1. Het geding in feitelijke instanties
Met een op 30 november 2006 ter griffie van de rechtbank 's-Hertogenbosch ingediend verzoekschrift heeft de moeder zich gewend tot die rechtbank en verzocht, kort gezegd, te bepalen dat zij gerechtigd is zich met haar beide minderjarige kinderen [kind 1] en [kind 2], beide geboren uit het thans tussen partijen ontbonden huwelijk, in Zwitserland te vestigen.
De vader heeft het verzoek bestreden en zijnerzijds een tegenverzoek gedaan.
De rechtbank (sector civiel) heeft bij beschikking van 13 april 2007 beide verzoeken afgewezen, nu deze verzoeken niet in het belang van voornoemde minderjarigen zouden zijn.
Tegen deze beschikking heeft de moeder hoger beroep ingesteld bij het gerechtshof te 's-Hertogenbosch.
Bij beschikking van 21 augustus 2007 heeft het hof de beschikking van de rechtbank bekrachtigd.
De beschikking van het hof is aan deze beschikking gehecht.
2. Het geding in cassatie
Tegen de beschikking van het hof heeft de moeder beroep in cassatie ingesteld. Het cassatierekest is aan deze beschikking gehecht en maakt daarvan deel uit.
De vader is niet verschenen.
De conclusie van de Advocaat-Generaal F.F. Langemeijer strekt tot vernietiging van de bestreden beschikking en tot verwijzing van de zaak naar een ander gerechtshof.
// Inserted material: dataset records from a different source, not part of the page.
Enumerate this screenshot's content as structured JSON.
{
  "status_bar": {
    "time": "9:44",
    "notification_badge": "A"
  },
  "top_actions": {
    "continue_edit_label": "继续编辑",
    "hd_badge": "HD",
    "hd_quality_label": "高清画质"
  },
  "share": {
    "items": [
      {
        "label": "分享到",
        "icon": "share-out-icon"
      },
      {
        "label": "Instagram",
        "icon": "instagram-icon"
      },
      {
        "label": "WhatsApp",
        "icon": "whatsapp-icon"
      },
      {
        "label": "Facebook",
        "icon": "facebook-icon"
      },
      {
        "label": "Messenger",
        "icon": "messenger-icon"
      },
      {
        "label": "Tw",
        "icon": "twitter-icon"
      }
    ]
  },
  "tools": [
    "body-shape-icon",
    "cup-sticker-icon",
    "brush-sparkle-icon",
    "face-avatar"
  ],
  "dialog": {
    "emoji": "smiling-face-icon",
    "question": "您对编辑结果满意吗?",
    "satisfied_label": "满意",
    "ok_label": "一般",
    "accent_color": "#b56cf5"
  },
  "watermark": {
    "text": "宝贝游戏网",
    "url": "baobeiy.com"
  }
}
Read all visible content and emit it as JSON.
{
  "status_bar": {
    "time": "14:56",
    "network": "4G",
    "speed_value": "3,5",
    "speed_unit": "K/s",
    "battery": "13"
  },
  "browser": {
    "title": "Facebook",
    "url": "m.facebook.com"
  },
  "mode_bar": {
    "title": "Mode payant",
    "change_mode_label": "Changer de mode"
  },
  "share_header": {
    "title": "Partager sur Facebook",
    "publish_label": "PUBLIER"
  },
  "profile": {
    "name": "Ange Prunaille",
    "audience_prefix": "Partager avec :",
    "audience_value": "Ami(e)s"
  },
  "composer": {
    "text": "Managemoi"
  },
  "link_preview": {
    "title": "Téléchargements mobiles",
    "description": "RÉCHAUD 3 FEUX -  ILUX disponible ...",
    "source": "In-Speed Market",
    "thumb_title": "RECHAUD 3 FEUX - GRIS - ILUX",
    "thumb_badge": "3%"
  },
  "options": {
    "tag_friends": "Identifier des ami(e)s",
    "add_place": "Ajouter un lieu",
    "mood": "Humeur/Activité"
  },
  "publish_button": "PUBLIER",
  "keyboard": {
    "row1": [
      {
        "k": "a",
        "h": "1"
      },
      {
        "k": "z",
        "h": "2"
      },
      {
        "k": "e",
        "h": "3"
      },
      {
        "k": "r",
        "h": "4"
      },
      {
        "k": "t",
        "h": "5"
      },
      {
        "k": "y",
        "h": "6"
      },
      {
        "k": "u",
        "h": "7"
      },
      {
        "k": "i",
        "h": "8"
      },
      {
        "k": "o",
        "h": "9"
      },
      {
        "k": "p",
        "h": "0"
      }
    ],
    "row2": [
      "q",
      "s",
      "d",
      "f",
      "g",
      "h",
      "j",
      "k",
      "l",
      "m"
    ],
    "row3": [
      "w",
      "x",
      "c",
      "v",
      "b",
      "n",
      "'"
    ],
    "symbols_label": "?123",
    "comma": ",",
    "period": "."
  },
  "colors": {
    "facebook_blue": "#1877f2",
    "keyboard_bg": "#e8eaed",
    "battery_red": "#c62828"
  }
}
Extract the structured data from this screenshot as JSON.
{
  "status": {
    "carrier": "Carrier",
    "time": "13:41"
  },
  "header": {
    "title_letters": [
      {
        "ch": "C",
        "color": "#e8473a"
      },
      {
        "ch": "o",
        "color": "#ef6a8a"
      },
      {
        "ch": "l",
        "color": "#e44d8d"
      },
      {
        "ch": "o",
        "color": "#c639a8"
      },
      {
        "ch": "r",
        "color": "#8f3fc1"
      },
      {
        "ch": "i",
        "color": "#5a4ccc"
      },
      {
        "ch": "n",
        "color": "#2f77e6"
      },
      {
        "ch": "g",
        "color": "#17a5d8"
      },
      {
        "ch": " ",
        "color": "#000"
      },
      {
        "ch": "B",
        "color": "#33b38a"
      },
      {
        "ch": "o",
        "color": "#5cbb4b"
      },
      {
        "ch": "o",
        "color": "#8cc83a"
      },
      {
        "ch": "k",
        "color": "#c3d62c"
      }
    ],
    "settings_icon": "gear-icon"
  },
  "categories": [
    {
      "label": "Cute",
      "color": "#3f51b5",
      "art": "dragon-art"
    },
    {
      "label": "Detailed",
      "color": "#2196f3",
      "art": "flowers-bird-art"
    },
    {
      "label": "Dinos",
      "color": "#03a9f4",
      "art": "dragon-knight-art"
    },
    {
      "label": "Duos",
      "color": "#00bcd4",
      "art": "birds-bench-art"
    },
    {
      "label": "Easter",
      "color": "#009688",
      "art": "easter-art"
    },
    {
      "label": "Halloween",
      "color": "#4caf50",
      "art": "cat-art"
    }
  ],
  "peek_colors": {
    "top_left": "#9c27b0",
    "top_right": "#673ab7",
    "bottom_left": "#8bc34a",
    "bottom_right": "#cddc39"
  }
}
De advocaat van de moeder heeft bij brief van 14 maart 2008 op de conclusie gereageerd.
3. Beoordeling van het middel
3.1 Tegen de hiervoor onder 1 vermelde beschikking, waarin de rechtbank het op art. 1:253a BW gebaseerde verzoek van de moeder om te bepalen dat zij gerechtigd zal zijn om zich samen met de kinderen in Zwitserland te vestigen heeft afgewezen, heeft de moeder hoger beroep ingesteld. Het hof heeft geoordeeld dat het belang van beide kinderen niet is gediend met een verhuizing naar Zwitserland en heeft de beschikking van de rechtbank bekrachtigd. Daartoe heeft het hof - kort samengevat - het volgende overwogen.
(i) Het verzoek van de moeder dient te worden getoetst aan de maatstaf of verhuizing naar Zwitserland in het belang van de kinderen is. (rov. 4.6.1.)
(ii) Gelet op de relatief nog jonge leeftijd van de kinderen en de meer dan gemiddelde frequentie waarin zij thans contact met de vader hebben, acht het hof het niet juist, want emotioneel te belastend voor de kinderen, om aan de moeder vervangende toestemming te verlenen om het hoofdverblijf van de kinderen te wijzigen van Nederland naar Zwitserland. Een verhuizing naar Zwitserland betekent dat er niet alleen minder frequent, maar ook minder intensief contact zal plaatsvinden tussen de vader en de kinderen. Daarbij komt dat de communicatie tussen de ouders niet optimaal verloopt. (rov. 4.6.2.)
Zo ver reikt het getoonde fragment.